One of the best and easiest ways to shift the burden of proof in income tax matters is to keep good records of the sources of your income and tax deductions. In an audit or examination, the IRS assumes all money passing through your banks or investment accounts is income. So if rich Aunt Martha left you $20,000 when she died or you transferred $5,000 from savings to checking, it would behoove you to document that, otherwise it becomes “income” they will desire to tax. It is not their responsibility to prove the money going through your accounts is not income; that responsibility is yours. If you are prepared, ye shall not fear.

Similarly, keep track of your tax deductible expenses, such as medical expenses, property taxes paid, the deductible portion of car license renewal fees, charitable contributions, union dues, and unreimbursed employee expenses. Keep records for the cost of investments purchased, and anything that may be taxable if you sold it.
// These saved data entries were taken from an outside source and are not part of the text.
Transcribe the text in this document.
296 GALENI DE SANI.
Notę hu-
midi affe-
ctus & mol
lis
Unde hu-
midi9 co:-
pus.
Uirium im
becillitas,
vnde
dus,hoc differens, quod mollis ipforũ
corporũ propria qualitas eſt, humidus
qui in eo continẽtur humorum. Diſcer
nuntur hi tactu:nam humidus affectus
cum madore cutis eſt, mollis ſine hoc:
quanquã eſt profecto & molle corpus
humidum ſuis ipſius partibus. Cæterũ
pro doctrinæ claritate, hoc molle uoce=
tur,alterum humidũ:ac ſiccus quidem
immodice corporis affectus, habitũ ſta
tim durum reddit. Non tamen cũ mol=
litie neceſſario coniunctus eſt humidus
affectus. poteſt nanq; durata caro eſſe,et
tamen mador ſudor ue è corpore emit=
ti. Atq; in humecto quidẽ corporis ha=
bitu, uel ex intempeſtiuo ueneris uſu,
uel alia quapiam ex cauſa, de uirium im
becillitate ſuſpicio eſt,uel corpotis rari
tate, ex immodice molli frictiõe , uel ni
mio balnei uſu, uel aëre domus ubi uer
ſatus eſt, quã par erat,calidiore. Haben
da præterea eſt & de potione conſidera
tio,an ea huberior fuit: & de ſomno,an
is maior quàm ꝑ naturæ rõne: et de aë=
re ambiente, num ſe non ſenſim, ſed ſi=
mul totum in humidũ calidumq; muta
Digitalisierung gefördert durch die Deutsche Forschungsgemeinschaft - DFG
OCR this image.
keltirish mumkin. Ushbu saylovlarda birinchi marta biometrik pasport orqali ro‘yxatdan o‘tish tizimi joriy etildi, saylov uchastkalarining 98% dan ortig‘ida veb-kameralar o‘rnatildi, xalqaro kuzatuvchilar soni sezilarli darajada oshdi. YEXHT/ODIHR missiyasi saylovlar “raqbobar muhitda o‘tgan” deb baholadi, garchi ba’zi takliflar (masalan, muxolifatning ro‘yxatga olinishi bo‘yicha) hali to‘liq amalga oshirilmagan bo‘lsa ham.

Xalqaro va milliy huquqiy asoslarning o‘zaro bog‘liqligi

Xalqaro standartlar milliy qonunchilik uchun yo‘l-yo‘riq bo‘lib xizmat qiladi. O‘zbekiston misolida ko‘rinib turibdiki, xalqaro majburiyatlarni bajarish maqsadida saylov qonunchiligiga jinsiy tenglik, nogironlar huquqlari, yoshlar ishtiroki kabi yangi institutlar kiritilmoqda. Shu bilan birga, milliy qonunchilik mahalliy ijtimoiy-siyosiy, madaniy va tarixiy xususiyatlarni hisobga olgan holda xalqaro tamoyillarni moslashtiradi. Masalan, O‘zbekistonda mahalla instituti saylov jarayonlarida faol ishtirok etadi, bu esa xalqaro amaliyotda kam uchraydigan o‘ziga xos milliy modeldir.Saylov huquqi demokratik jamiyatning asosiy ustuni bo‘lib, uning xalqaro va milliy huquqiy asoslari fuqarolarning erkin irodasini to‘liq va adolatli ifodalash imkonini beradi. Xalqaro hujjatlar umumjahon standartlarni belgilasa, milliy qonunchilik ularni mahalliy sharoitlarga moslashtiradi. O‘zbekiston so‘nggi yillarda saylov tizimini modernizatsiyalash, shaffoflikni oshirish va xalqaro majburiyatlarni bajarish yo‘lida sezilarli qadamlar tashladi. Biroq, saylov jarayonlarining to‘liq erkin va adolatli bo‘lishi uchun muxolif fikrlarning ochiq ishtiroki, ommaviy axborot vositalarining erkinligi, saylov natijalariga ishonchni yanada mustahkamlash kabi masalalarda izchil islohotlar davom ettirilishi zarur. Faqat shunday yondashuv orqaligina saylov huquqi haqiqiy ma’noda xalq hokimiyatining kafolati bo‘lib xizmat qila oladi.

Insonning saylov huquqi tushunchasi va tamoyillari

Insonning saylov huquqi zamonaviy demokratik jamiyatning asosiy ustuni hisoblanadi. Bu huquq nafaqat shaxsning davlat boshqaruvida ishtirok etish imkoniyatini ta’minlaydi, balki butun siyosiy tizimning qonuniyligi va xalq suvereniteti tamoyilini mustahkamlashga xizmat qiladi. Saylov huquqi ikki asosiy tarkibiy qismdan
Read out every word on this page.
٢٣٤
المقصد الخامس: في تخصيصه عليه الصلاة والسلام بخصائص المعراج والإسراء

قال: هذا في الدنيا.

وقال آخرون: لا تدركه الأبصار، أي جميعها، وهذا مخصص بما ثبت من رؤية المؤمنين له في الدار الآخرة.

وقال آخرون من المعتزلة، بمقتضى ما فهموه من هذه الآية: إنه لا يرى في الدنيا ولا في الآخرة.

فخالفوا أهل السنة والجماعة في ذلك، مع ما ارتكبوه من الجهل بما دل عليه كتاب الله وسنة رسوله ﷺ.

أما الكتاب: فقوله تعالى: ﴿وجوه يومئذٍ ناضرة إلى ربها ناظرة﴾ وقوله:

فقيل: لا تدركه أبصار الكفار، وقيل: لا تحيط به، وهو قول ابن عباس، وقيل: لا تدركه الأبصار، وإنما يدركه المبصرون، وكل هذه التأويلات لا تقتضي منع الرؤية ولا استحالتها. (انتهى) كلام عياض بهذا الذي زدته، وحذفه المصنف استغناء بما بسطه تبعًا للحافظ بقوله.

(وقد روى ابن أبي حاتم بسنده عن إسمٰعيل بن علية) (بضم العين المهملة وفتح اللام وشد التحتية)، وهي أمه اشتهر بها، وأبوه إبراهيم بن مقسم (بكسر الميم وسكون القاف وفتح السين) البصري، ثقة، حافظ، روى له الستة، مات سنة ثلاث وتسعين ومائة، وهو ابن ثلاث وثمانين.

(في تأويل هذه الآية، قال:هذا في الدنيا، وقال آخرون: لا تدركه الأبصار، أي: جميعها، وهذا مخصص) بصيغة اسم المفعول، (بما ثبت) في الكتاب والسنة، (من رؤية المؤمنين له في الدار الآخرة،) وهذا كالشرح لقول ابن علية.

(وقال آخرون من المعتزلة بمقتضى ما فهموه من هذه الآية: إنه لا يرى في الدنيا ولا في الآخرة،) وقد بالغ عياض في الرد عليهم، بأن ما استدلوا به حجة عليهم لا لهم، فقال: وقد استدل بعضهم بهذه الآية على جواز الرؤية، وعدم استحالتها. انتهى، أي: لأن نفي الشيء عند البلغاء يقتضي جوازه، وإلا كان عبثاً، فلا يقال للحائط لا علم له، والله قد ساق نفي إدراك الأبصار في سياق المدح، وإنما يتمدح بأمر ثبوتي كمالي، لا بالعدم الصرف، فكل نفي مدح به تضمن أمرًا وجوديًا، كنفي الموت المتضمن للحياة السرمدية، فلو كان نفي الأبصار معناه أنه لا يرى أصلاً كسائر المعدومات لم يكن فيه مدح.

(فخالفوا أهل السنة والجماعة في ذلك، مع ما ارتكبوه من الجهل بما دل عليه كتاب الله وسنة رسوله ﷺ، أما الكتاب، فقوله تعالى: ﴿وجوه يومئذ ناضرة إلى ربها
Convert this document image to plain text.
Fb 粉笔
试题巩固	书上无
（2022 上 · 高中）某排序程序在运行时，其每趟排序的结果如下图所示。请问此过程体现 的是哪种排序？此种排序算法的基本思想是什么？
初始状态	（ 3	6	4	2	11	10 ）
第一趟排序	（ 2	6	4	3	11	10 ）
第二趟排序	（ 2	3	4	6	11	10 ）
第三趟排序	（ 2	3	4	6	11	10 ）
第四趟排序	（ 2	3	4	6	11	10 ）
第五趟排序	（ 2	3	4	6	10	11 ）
For those of you who have businesses, keep your business income and expenses separate from your personal income and expenses. The best way to do this is to keep a separate checking account for your business, and keep a record of transfers between the business and personal accounts. The presumption is that items in the business account are business related, and those in the personal account are personal. If you are audited and you have business and personal items mixed together in one account, the auditor is not going to want to sort them out, and will most likely deny your assertion that the expenses you claim are deductible are legitimate. If you want to be treated as a legitimate business, act like one.

Keep your personal and business expenses separate. An easy way to further substantiate the difference between personal and business expenses is to have separate charge cards for personal and business (if you purchase things on credit), then pay the credit cards out of the appropriate business or personal checking accounts.

If you have personal and business expenses combined on one credit card, or paid out of one combined checking account, you are placing the burden of proof on yourself to prove the legitimacy of the business expense. If you consistently keep the business and personal separated and can show it, you have demonstrated intent to comply and it is much more likely an auditor will focus on the business account and not worry about going through your personal items.